La Pabbenteng kawin di Sidenreng dengan We Dala Uleng Petta Baranti, anak dari We Bunga dengan suaminya yang bernama La Pajung Tellu Latte Sidenreng. Cucu langsung Addatuang Sidenreng dari ibunya dan cucu langsung Arung Rappeng Addatuang Sawitto dari ayahnya.
Arumpone La Pabbenteng kemudian diperintahkan oleh NICA untuk mempersatukan arung-arung (raja-raja) di Celebes Selatan untuk membentuk organisasi yang bernama Hadat Tinggi. Organisasi ini diketuai sendiri oleh Arumpone La Pabbenteng dan wakilnya adalah La Ijo Daeng Mattawang Karaeng Lalolang. Hadat Tinggi itulah yang ditempati oleh Gubernur NICA untuk melaksanakan pemerintahannya di Celebes Selatan.

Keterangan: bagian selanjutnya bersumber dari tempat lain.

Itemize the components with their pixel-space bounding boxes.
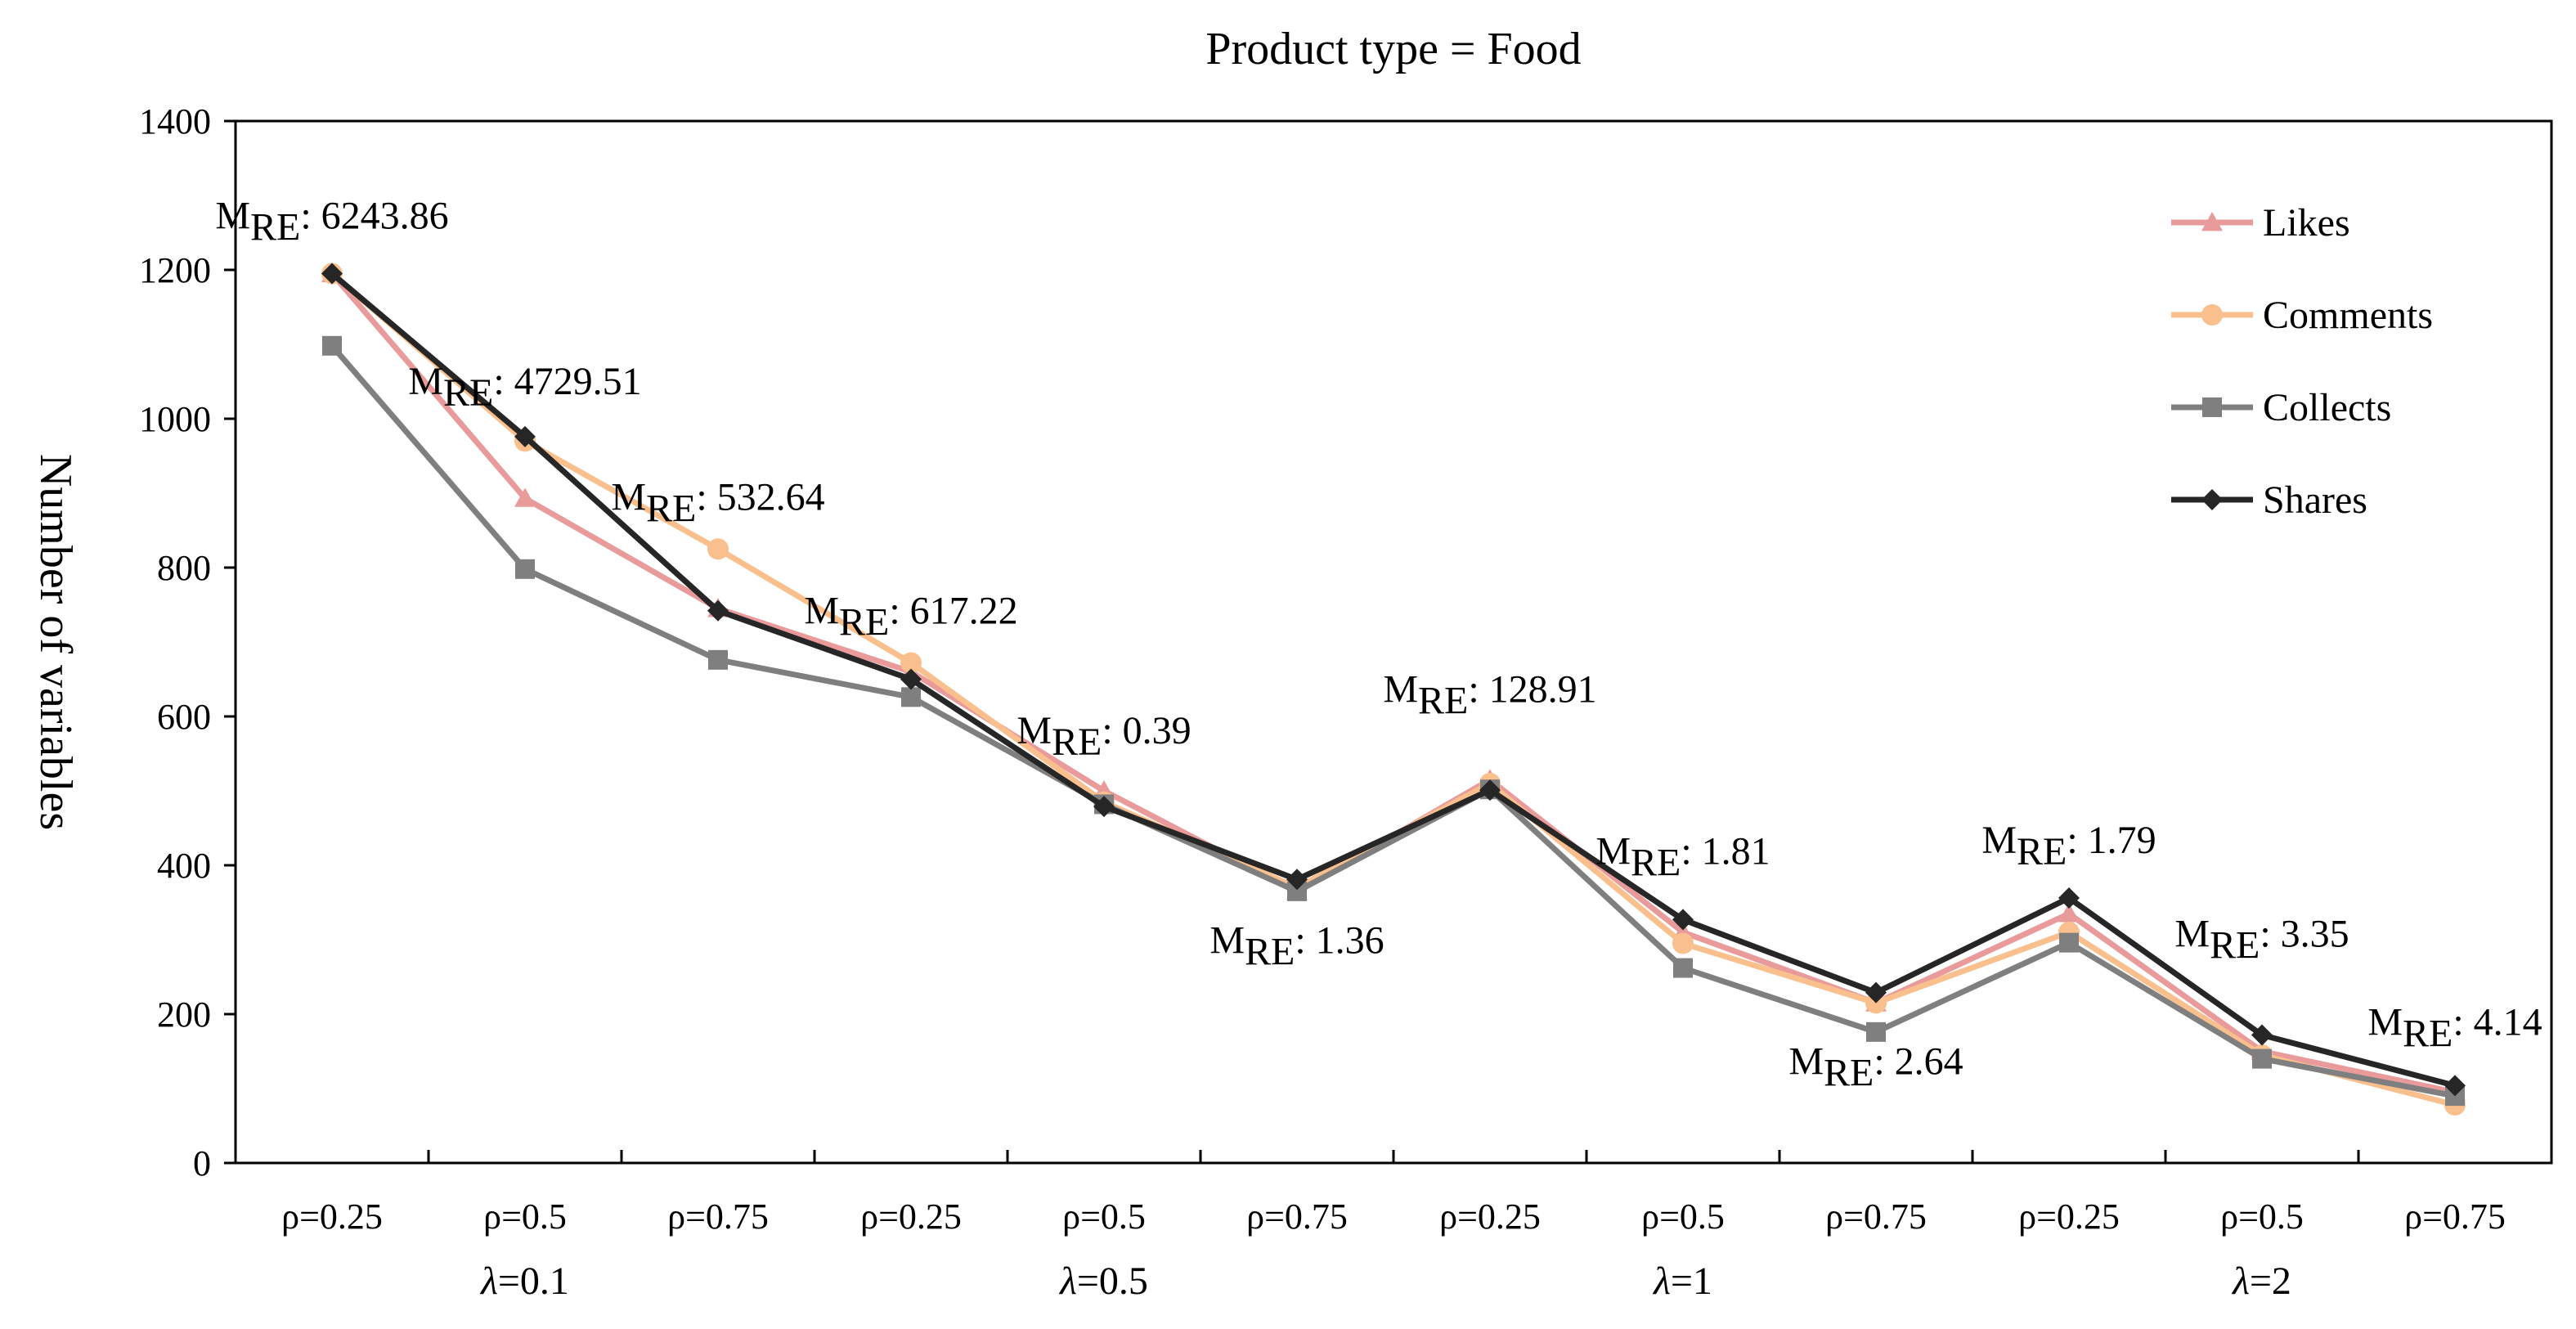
x-tick-label: ρ=0.25 <box>860 1197 962 1237</box>
legend-marker-shares <box>2201 489 2223 510</box>
x-tick-label: ρ=0.25 <box>281 1197 383 1237</box>
legend-item-comments: Comments <box>2171 294 2433 337</box>
y-tick-label: 1000 <box>139 399 211 439</box>
mre-annotation: MRE: 1.81 <box>1595 829 1770 884</box>
y-tick-label: 0 <box>193 1143 211 1183</box>
series-layer <box>321 263 2466 1116</box>
y-tick-label: 800 <box>157 548 211 588</box>
data-point-shares <box>1672 909 1694 931</box>
x-tick-label: ρ=0.25 <box>2018 1197 2120 1237</box>
legend-marker-collects <box>2202 397 2222 417</box>
data-point-shares <box>514 425 536 447</box>
data-point-collects <box>1673 958 1693 978</box>
data-point-shares <box>321 263 343 285</box>
legend-item-shares: Shares <box>2171 478 2367 522</box>
mre-annotation: MRE: 128.91 <box>1383 667 1596 722</box>
mre-annotation: MRE: 1.79 <box>1981 819 2156 873</box>
x-tick-label: ρ=0.25 <box>1439 1197 1541 1237</box>
data-point-collects <box>322 335 342 356</box>
annotations-layer: MRE: 6243.86 MRE: 4729.51 MRE: 532.64 MRE: … <box>215 195 2542 1095</box>
data-point-shares <box>2444 1075 2466 1097</box>
group-label: λ=0.5 <box>1058 1259 1148 1303</box>
y-tick-label: 1200 <box>139 250 211 290</box>
legend-layer: Likes Comments Collects Shares <box>2171 201 2433 522</box>
x-tick-label: ρ=0.5 <box>483 1197 567 1237</box>
mre-annotation: MRE: 4729.51 <box>408 360 641 415</box>
series-line-collects <box>330 343 2456 1099</box>
x-tick-label: ρ=0.75 <box>2404 1197 2506 1237</box>
legend-item-collects: Collects <box>2171 386 2391 429</box>
mre-annotation: MRE: 1.36 <box>1209 918 1384 973</box>
data-point-shares <box>900 668 922 690</box>
mre-annotation: MRE: 617.22 <box>804 589 1017 644</box>
mre-annotation: MRE: 532.64 <box>611 475 824 530</box>
data-point-likes <box>2058 903 2080 923</box>
x-tick-label: ρ=0.75 <box>667 1197 769 1237</box>
data-point-shares <box>1093 796 1115 818</box>
data-point-collects <box>2252 1048 2272 1069</box>
data-point-collects <box>515 559 535 579</box>
legend-item-likes: Likes <box>2171 201 2350 245</box>
y-axis-title: Number of variables <box>30 454 81 830</box>
x-tick-label: ρ=0.5 <box>1062 1197 1146 1237</box>
legend-label-likes: Likes <box>2263 201 2350 245</box>
data-point-collects <box>2059 932 2079 953</box>
mre-annotation: MRE: 2.64 <box>1788 1040 1963 1095</box>
data-point-collects <box>901 687 921 707</box>
series-line-shares <box>330 271 2456 1089</box>
series-shares <box>321 263 2466 1097</box>
y-tick-label: 400 <box>157 846 211 886</box>
data-point-comments <box>1672 932 1694 954</box>
legend-marker-likes <box>2201 212 2223 231</box>
mre-annotation: MRE: 4.14 <box>2367 1000 2542 1055</box>
data-point-shares <box>2251 1024 2273 1046</box>
x-tick-label: ρ=0.75 <box>1825 1197 1927 1237</box>
data-point-shares <box>1479 779 1501 801</box>
legend-label-collects: Collects <box>2263 386 2391 429</box>
legend-marker-comments <box>2201 304 2223 326</box>
group-label: λ=0.1 <box>479 1259 569 1303</box>
axes-layer: Product type = Food Number of variables 0 2… <box>30 24 2506 1303</box>
y-tick-label: 600 <box>157 697 211 737</box>
data-point-collects <box>1866 1021 1886 1042</box>
data-point-comments <box>707 538 729 560</box>
x-tick-label: ρ=0.5 <box>2220 1197 2304 1237</box>
legend-label-comments: Comments <box>2263 294 2433 337</box>
mre-annotation: MRE: 0.39 <box>1016 709 1191 764</box>
group-label: λ=2 <box>2231 1259 2291 1303</box>
mre-annotation: MRE: 6243.86 <box>215 195 448 249</box>
data-point-likes <box>514 487 536 507</box>
x-tick-label: ρ=0.75 <box>1246 1197 1348 1237</box>
y-tick-label: 200 <box>157 995 211 1035</box>
data-point-shares <box>1286 869 1308 891</box>
legend-label-shares: Shares <box>2263 478 2367 522</box>
data-point-collects <box>708 649 728 670</box>
y-tick-label: 1400 <box>139 101 211 141</box>
data-point-shares <box>707 599 729 622</box>
mre-annotation: MRE: 3.35 <box>2174 912 2349 967</box>
data-point-comments <box>900 652 922 674</box>
series-collects <box>322 335 2465 1107</box>
x-tick-label: ρ=0.5 <box>1641 1197 1725 1237</box>
data-point-shares <box>1865 981 1887 1003</box>
data-point-shares <box>2058 887 2080 909</box>
chart-title: Product type = Food <box>1205 24 1581 74</box>
group-label: λ=1 <box>1652 1259 1712 1303</box>
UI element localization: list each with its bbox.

Pada masa pemerintahan La Pabbenteng di Bone, NICA mengadakan Komperensi Malino yang diprakarsai oleh Lt.G.Dj.Dr.H.J.van Mook, sekaligus sebagai pimpinan. Komperensi itu dihadiri oleh wakil-wakil dari Celebes, Sunda Kecil dan Maluku yang bertujuan membentuk suatu negara dalam negara Republik Indonesia yaitu Negara Indonesia Timur (NIT).
Pada tanggal 12 November 1948, Gubernur NICA di Ujungpandang menyerahkan kepada Arumpone La Pabbenteng untuk menjadi Ketua Hadat Tinggi dan memasukkan sebagai satu bahagian dari Negara Indonesia Timur. Namun bentukan NICA itu tidak berumur panjang, sebab pada tanggal 27 Desember 1949 Belanda menyerahkan kedaulatan Republik Indonesia kepada Bangsa Indonesia. Selanjutnya terbentuklah Republik Indonesia Serikat dan bubar pulalah Hadat Tinggi bentukan NICA.Dalam tahun 1950 La Pabbenteng mengundurkan diri sebagai Arumpone, dia berangkat ke Jawa bersama isterinya. Begitu pula anggota Hadat Bone, semua meninggalkan kedudukannya sebagai anggota Hadat Bone.